I don’t mean to seem morbid or depressing. Victor Frankl would argue we can view death as a kind of gift, investing each moment of our lives with meaning and depth by virtue of its transience. And living in fear of that loss is ultimately a way to rob the moments we can share of their enchantment. We are granted a single life to do with what we would; I’ve chosen for the time being to fling myself near and far across the globe, to see things I’ve never seen and try to grasp the vastness of the world and the fragility of our connections across it.
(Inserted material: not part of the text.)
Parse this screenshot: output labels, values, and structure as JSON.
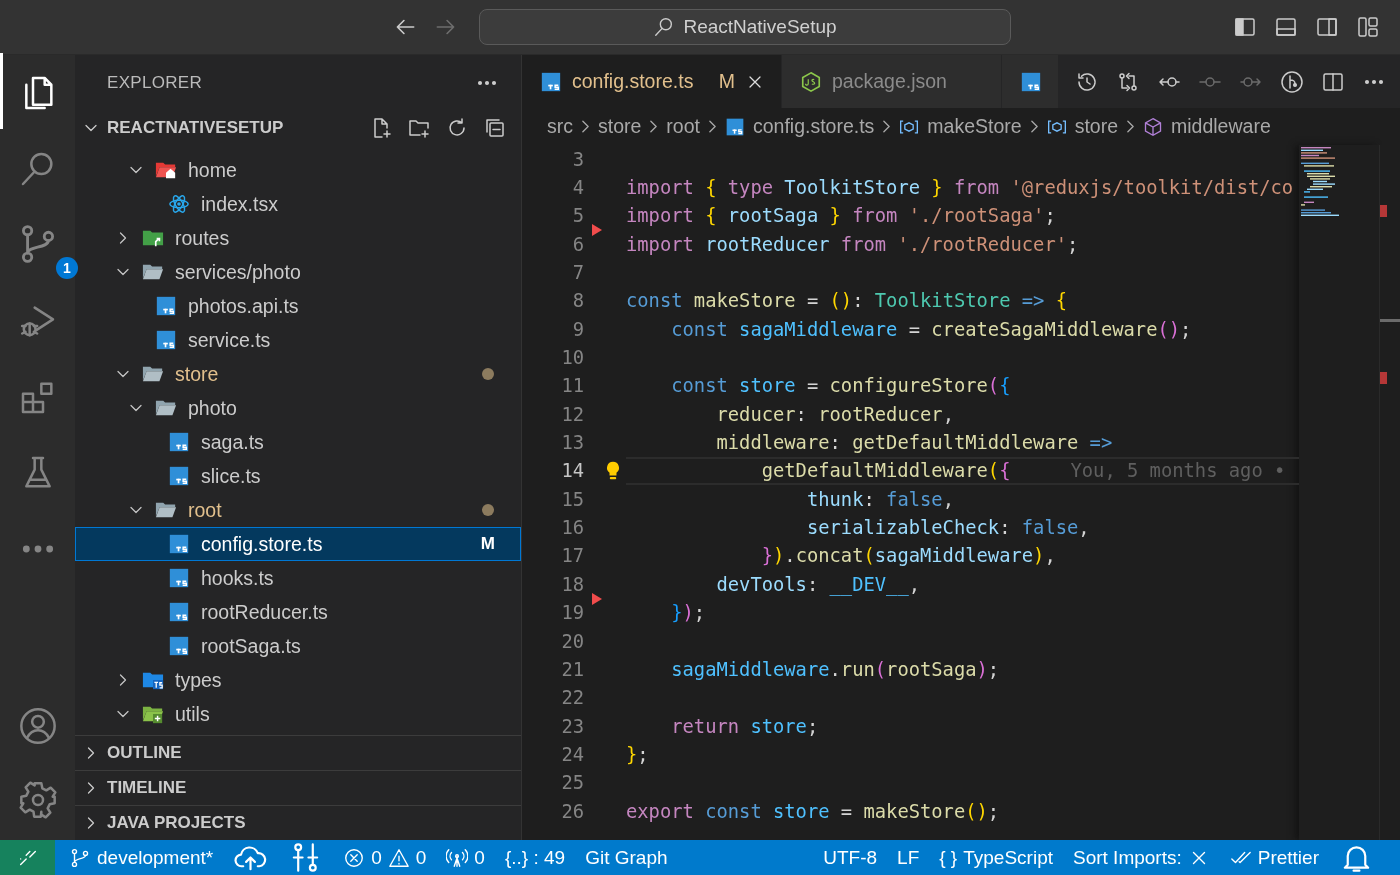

I guess the only thing that really terrifies me anymore is time. I’ve often wished I could talk with my mother one more time, to get her perspective on how I was living and what I’ve been able to do. She shows up occasionally in my dreams, less and less often as time goes on, but I never seem to have a chance to speak. The scene shifts and dissolves just as I’m about to ask a question. Time moves on whether we’re ready or not; I could live for another century and still feel there were things I wanted to do and opportunities I squandered thoughtlessly.

But I guess I’m ready to let go of that, as well. The world can be a terrifying place, but it won’t last. We know at least that much. Things will change and we will change along with them, losing some acquaintances and gaining new ones, avoiding some tragedies and running headlong into others, muddling through as best we can. My expectations are smaller than they used to be, my ambitions a little less grand and a little more manageable: more time with friends, less time alone, a snug hotel room with decent water pressure, a warm comforter, and an outlet near the headboard.

Life’s simply too short to live in fear. I may be more cynical and pessimistic than I used to be. But I’m keeping my hopes as high as they’ve ever been. That may be a foolish decision, but at least it’s a knowing one. And besides, what choice do we have?